The present review focused on the effects of VLNC cigarettes on alcohol use, given the widespread co-use. However, a similar framework can be applied to estimate potential consequences on the use of other substances and, more broadly, health behaviors. For individuals who frequently smoke cigarettes and use other substances, reductions in cigarettes smoked could produce similar reductions in other substances used through cued-reactivity and reward enhancement mechanisms. As nicotine administration enhances responding to other reinforcers, the effect likely applies to substances outside of alcohol (Chaudhri et al., 2006; Donny et al., 2003). Furthermore, like with alcohol use, individuals who tend to self-medicate negative affect by engaging in negative health behaviors and other substance use could engage in these behaviors while experiencing withdrawal.
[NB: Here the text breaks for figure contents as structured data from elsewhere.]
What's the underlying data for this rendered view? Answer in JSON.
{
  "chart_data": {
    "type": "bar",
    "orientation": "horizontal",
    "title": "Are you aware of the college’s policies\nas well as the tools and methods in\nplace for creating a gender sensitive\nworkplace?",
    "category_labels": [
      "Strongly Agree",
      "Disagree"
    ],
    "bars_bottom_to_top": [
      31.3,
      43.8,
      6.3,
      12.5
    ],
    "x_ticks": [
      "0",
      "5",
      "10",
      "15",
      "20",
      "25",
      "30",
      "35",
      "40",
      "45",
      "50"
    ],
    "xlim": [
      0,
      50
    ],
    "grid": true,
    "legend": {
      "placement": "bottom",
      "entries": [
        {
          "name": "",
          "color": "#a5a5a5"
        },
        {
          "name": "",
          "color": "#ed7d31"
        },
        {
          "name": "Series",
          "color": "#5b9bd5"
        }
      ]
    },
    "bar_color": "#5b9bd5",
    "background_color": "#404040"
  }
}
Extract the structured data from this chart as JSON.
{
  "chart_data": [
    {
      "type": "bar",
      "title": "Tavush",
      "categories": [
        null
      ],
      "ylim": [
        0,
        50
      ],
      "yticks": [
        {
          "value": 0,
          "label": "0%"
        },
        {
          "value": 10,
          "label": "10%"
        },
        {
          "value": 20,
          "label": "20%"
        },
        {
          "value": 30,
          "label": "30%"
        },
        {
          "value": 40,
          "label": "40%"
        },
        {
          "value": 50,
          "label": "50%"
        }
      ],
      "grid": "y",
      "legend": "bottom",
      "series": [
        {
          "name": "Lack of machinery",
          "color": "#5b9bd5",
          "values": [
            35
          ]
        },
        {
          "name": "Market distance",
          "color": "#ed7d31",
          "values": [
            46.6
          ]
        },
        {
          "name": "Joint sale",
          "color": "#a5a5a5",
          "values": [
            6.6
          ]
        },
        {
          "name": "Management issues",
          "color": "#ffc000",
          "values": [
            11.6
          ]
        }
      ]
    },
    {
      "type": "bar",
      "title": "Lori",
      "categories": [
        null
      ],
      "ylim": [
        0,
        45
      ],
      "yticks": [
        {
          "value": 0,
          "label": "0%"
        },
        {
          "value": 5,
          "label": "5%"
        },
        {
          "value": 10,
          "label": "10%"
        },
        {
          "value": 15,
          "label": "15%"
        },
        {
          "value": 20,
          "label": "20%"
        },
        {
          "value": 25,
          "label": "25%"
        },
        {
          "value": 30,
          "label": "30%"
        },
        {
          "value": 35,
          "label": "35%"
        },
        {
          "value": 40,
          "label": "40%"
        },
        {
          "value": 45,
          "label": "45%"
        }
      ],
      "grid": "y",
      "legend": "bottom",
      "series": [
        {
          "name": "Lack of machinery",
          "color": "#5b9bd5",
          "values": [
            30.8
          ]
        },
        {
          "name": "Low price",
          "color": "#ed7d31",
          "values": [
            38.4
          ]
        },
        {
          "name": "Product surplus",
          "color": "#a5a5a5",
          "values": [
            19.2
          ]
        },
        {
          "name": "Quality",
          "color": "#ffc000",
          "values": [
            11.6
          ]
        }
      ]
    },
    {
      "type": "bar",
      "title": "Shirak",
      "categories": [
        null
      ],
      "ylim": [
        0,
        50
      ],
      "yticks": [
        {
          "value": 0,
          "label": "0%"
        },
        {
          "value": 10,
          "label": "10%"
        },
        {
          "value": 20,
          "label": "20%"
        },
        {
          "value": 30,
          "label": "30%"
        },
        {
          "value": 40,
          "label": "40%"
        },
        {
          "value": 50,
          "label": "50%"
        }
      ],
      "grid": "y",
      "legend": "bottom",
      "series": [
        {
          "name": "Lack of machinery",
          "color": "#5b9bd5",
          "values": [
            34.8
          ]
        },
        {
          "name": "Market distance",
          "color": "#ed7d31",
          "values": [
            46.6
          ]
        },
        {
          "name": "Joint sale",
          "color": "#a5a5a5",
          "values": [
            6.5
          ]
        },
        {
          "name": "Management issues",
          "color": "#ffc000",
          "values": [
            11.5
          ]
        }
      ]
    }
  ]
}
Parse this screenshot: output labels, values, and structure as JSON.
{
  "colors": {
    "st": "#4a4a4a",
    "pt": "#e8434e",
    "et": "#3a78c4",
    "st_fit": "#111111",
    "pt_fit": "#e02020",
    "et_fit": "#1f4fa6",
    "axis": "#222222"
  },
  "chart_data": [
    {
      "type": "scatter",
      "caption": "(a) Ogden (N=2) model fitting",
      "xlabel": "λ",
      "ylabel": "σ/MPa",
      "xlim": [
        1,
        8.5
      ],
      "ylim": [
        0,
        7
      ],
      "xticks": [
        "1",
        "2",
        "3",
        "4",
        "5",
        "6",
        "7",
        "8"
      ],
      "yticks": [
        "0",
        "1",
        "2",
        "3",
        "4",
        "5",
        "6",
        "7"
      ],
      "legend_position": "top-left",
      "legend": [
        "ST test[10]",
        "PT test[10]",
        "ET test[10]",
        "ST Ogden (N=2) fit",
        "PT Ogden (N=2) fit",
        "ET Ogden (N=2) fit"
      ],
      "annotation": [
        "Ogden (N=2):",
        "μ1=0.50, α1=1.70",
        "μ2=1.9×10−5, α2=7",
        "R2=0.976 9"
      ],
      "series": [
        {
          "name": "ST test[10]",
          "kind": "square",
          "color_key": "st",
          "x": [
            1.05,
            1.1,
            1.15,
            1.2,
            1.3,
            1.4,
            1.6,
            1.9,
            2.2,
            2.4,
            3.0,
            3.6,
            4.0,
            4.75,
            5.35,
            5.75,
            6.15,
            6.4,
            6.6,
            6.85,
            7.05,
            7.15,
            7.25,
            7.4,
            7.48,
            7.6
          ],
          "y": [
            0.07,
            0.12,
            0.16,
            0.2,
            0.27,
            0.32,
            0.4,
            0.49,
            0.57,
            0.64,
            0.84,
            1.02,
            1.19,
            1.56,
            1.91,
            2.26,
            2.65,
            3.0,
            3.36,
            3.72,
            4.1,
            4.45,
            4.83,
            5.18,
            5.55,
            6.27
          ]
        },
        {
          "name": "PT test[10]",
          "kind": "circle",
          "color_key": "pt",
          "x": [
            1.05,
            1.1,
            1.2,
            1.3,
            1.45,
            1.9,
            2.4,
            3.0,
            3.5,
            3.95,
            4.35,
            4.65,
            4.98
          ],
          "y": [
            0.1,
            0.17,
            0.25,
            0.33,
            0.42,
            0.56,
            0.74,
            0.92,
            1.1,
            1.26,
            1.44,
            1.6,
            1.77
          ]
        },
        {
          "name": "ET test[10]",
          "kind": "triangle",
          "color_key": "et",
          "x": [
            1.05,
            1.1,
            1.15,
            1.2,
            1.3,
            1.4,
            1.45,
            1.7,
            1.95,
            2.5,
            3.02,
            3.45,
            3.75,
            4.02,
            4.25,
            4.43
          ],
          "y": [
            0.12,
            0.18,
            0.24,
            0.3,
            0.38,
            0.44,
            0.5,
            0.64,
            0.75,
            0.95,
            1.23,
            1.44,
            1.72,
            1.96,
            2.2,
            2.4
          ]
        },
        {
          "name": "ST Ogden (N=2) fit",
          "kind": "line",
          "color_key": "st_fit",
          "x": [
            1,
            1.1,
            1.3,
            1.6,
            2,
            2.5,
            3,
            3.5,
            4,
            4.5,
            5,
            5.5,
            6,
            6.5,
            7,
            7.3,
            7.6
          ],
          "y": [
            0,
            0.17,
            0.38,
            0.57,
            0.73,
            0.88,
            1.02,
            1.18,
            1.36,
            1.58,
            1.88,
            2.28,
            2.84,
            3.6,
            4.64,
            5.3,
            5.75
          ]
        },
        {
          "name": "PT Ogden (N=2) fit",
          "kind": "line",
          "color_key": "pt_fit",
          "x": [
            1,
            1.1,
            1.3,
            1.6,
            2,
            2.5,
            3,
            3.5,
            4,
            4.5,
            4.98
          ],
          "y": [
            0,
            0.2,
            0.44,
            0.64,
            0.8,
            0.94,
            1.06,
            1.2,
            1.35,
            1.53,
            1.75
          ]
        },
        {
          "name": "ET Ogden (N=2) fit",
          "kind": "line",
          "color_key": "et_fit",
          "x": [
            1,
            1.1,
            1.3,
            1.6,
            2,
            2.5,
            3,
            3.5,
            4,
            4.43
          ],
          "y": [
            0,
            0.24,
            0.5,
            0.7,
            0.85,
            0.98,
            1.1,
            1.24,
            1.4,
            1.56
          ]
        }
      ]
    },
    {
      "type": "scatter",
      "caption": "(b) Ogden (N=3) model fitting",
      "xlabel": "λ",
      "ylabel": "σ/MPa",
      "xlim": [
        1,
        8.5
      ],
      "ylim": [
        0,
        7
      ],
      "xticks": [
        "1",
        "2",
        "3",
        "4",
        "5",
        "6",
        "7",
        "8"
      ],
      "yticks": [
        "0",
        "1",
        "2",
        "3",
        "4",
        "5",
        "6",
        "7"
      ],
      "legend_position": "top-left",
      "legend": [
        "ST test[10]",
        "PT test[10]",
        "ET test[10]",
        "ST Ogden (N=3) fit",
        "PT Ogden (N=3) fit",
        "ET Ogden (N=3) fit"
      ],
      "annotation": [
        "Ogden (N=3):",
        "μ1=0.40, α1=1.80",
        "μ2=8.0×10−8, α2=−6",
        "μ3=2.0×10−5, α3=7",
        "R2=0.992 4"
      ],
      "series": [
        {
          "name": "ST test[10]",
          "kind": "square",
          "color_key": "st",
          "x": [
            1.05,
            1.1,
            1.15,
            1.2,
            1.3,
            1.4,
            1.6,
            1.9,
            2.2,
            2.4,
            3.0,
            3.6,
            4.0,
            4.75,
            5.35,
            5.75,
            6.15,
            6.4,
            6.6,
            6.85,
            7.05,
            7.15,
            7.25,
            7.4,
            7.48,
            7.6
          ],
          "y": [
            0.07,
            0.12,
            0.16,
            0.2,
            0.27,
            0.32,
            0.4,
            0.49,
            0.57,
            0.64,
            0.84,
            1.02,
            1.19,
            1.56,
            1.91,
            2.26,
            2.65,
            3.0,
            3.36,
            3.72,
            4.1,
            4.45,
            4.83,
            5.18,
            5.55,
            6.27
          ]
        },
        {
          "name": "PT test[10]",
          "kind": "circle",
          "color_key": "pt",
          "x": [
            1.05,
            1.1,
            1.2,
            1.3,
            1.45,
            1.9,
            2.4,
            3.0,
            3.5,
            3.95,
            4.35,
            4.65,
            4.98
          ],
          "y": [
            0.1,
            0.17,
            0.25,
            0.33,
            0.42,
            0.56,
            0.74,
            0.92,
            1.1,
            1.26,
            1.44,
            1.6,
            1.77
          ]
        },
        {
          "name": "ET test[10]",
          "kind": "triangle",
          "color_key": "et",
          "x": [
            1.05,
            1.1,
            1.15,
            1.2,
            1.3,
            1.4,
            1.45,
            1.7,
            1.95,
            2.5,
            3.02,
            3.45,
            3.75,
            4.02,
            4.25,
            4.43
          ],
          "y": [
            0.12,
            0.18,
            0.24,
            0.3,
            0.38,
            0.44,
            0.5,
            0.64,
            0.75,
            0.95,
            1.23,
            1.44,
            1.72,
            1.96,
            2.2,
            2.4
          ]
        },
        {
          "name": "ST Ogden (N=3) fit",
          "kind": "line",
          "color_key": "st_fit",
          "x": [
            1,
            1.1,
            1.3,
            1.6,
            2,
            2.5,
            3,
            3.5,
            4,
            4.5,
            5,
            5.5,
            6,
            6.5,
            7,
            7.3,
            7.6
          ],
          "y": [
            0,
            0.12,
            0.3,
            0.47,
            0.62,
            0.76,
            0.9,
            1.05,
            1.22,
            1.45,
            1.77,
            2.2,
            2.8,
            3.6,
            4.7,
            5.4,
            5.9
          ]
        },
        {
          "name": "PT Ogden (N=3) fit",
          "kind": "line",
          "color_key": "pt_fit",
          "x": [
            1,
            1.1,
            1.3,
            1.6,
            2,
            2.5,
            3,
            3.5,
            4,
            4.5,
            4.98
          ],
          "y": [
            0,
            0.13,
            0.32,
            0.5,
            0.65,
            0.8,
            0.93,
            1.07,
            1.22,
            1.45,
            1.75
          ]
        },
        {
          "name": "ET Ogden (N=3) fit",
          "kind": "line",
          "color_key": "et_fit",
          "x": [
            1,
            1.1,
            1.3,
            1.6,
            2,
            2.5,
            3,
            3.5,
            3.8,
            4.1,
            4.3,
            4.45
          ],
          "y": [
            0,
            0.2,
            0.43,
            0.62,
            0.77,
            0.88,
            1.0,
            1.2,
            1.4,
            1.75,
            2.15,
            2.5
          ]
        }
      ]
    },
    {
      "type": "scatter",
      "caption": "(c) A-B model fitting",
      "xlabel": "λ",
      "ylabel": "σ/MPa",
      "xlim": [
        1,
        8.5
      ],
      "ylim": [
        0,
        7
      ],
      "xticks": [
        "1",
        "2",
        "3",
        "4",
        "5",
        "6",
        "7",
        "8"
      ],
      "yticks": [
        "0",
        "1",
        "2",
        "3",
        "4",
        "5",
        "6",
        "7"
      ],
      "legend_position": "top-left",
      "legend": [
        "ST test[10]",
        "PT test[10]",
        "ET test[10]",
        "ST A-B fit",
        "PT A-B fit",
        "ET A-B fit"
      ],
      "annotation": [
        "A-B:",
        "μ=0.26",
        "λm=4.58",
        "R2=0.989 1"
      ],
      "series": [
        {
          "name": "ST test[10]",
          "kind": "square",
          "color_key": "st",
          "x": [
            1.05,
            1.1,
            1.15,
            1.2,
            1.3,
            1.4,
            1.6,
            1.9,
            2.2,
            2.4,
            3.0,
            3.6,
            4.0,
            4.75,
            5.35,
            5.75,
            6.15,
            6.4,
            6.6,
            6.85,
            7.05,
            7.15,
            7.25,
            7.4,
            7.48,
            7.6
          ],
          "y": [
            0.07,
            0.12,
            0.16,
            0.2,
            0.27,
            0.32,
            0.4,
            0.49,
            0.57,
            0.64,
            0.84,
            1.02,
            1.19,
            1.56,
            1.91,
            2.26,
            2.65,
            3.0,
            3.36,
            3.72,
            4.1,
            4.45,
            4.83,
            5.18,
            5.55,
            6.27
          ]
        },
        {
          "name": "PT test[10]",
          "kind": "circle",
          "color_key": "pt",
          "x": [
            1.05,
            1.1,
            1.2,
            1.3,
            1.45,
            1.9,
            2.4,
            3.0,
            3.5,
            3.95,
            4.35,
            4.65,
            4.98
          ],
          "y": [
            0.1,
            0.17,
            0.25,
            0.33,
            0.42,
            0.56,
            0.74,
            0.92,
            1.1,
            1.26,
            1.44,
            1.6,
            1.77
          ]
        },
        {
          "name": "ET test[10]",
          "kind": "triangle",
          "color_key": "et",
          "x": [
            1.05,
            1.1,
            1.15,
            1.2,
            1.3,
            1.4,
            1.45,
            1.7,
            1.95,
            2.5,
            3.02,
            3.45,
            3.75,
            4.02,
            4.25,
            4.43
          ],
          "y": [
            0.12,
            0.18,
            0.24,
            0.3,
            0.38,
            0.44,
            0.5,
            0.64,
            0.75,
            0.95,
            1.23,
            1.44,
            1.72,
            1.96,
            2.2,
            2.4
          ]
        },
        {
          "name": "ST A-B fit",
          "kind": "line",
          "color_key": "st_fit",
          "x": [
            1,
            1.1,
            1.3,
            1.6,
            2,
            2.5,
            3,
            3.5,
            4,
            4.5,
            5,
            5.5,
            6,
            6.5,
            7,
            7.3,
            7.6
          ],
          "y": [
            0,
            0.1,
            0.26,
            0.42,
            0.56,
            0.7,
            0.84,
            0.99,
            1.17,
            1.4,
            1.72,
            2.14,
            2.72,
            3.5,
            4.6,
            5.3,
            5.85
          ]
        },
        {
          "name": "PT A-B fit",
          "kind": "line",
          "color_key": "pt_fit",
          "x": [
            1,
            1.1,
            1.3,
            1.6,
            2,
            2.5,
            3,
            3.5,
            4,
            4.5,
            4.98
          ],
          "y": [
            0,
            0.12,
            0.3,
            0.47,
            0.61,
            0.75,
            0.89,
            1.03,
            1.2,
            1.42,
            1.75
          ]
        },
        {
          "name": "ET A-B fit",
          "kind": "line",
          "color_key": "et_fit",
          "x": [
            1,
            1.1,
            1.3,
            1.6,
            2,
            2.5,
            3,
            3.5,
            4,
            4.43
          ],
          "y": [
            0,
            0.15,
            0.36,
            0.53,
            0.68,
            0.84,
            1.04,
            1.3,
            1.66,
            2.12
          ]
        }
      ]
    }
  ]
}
While an important outcome of making cigarettes less addictive is reducing smoking rates, it is necessary to broadly define public health impact to include unintended health consequences on nonsmoking behaviors. The present review demonstrates that VLNC cigarettes could impact a closely related health behavior, alcohol use, but that the effects of the policy on drinking could differ over time and among subpopulations. While the relation between VLNC cigarettes and alcohol use has only been observed in one study during a short timeframe (i.e., single laboratory session), the indirect pathways between the 2 behaviors have been more extensively studied and provide valuable insight into their direct relation. Specifically, it appears that reducing the nicotine content of cigarettes could have a broader positive impact on public health by also decreasing alcohol use.

FUNDING

Research reported in this publication was supported by the National Institute on Drug Abuse and FDA Center for Tobacco Products (CTP) (U54 DA031659). SSD was also supported by a grant from the National Institute on Alcohol Abuse and Alcoholism (F31AA022291).

DECLARATION OF INTERESTS

None declared.

ACKNOWLEDGMENT

The content is solely the responsibility of the authors and does not necessarily represent the official views of the National Institutes of Health or the U.S. Food and Drug Administration.